Estuve cierto tiempo cerciorándome de si, al despertarse, me miraba con ojos tristes. Aquella tristeza no era la del llanto reciente, ni del dolor inmediato, sino una más profunda, como si llevara años instalándose la incertidumbre detrás de sus párpados. Como si todo el día por delante, fuera una condena.
Olía a distancia, a tres días de ausencia. Una lejanía animal.
Su pelo era una selva. No de perfume ni de efluvios, sino de líquenes húmedos, de moho verdoso que avanzaba sin pudor por sus raíces, un olor sin descripción exacta.

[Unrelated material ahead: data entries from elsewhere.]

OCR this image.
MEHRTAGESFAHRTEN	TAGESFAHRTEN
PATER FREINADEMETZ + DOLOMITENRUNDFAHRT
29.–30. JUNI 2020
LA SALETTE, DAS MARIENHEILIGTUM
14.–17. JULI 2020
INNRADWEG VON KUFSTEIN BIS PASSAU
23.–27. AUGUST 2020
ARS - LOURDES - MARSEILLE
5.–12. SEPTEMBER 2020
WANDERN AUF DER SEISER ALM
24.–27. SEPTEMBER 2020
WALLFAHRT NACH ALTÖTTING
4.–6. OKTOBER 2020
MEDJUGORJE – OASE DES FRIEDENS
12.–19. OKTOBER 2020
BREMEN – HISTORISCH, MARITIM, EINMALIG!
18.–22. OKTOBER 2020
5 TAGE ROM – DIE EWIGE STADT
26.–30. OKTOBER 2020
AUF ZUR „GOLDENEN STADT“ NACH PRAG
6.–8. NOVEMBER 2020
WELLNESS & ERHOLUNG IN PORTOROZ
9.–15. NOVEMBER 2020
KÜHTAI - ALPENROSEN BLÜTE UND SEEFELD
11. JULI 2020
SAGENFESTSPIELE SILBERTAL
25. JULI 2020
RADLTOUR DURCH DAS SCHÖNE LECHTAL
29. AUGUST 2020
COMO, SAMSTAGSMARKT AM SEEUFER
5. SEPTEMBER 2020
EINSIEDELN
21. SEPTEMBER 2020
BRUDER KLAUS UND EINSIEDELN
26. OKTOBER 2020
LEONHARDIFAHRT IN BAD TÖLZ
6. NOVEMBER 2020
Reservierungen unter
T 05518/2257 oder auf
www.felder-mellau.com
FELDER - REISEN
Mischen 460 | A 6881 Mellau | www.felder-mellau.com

Y aún así, aún así, yo tenía ganas.
La puse mirando a los platos sucios. Una maniobra llena de desgana y resignación por su parte. No sabría explicarte cómo. Ni por qué todo era así en aquel protocolo.
Había en el aire ese ambiente detenido de los domingos grises, de una lluvia oblicua que venía de poniente, como una visita que nadie espera.
Los cristales no dejaban ver bien lo que se agitaba fuera. Ramas vivas de los árboles de la acera, acaso fantasmas verdes que querían entrar.
Tuve un presentimiento: ella estaba yerma. Pero yo empujaba. Era el inicio para mi gozo dominante.
"Al principio costaba". Todo parecía mal colocado. Había algo en ella, o en mí, que hacía fricción con el mundo. Algo que debería ser suave y leve.
Me inventaba figuras sobre los cristales húmedos, sonidos diminutos de gorriones que bajaban por la chimenea, y para el caso, le decía con insistencia:
—Siempre te quise.
Una vez dentro, me detuve. No sentía nada.
Sobre mi frente, su pelo se abría en dos como una cortina mojada. Sus espaldas eran grandes, firmes como una muralla que no pedía asedio.
El culo, donde yo estaba, blando y cálido, hiperbólico, como si se burlara de toda la escena que había imaginado para excitarme.
No llevaba amor. Nada. De amor, nada.
Cuando no hay amor, todo adquiere un color púrpura y el oído capta sonidos imposibles. Cuando no hay amor: las uñas que rascan sobre la cal, murmullos sin dueño. Desagradables.
Y sin embargo, podría decir que había un poco de calor. Un vestigio.
Otros en mi lugar hablarían de viajes: París, Praga, Barcelona... con sus amigos. De estas escenas hogareñas, sólo contar para armar un chiste, una parodia de bar.
Quería estar más adentro. Mi imaginación había previsto pararme, sentirme allí cogido a sus espaldas, sentirla todo lo posible, sin moverme a penas, hasta sentir el estremecimiento.
Nuestros espíritus ululaban, sí, por un pasillo largo, buscando el eco de algo parecido al amor. Pero no hubo señal. La humedad de los cristales habían hecho un llanto de gotas caídas.Ni una lágrima solitaria pegada al vidrio.
Todo estaba por hacerse, y los cacharros seguían sucios.
Hubo un instante, fugaz, cuando el delirio dejaba aquel poso de vacío en mi alma. Me apreté más fuerte como si tuviese miedo.
Por segundos, sus amplias caderas se volvieron un refugio, como si sólo tuviese eso en mi vida.
Un hogar primitivo.
Al salirme, como sorprendido, cerré los ojos. Ella no se volvió. No me dio ni un beso.Ni una palabra.Ni un gesto. Se puso a fregar los cacharros.